Sunday, January 12, 2014

I can't remember when I started clenching my teeth, but I catch myself doing it more and more often these days. Another bad habit, I guess. Add it to the list. I often say that home is a bad place for me to break habits, but I'm away from home again now, so it's best to be positive. Ugh. "Be positive." I hate that; I sound like Effie Trinket.

Writing isn't working. This, for instance. I half expect to look down and see the keyboard shriveling up under my hands.

I sound worse than I am, I swear. I'm not not-okay, exactly, but I feel oddly rudderless. I would like something to put my hand on. Or an envelope stuck under my door containing a letter than explains... I don't know. Something?
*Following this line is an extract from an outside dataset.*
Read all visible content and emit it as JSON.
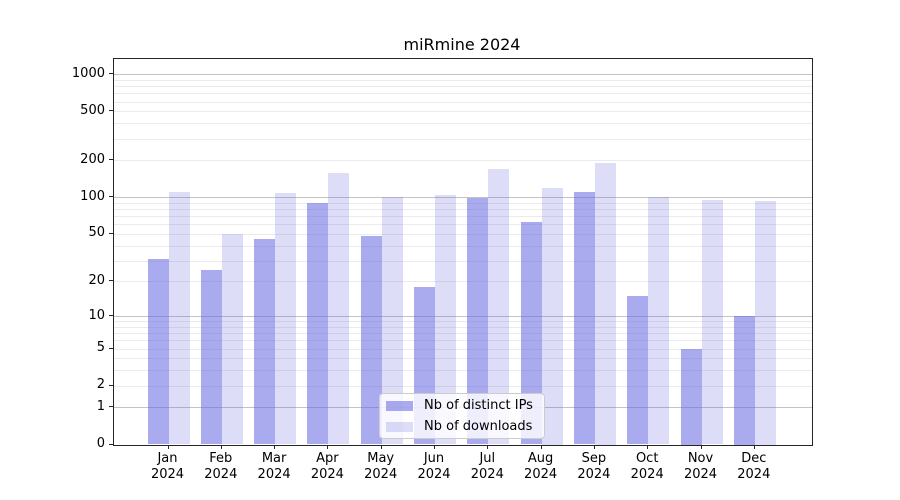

Maybe I just need to get some sleep. Of course, if I go to sleep, the twelve-year-old girl I'm talking to might kill herself. You know. Normal people problems.

You know what I miss? When I was little, after meeting, everyone would gather in what we called the Blue Room and sing hymns. Someone played the piano, and everyone else who wanted to would stand in a circle and sing. I'd be downstairs with the other kids, but when I heard music, I'd say "I have to go now." I'd run upstairs and into the middle of that circle, and I'd dance. Not caring what I looked like. Not caring that I was surrounded by other people who were watching. I don't know what box a fearful child like I was had in which to put that experience so I could do it, but it must have been there. I miss that. Not dancing, specifically, but I miss being someone who would.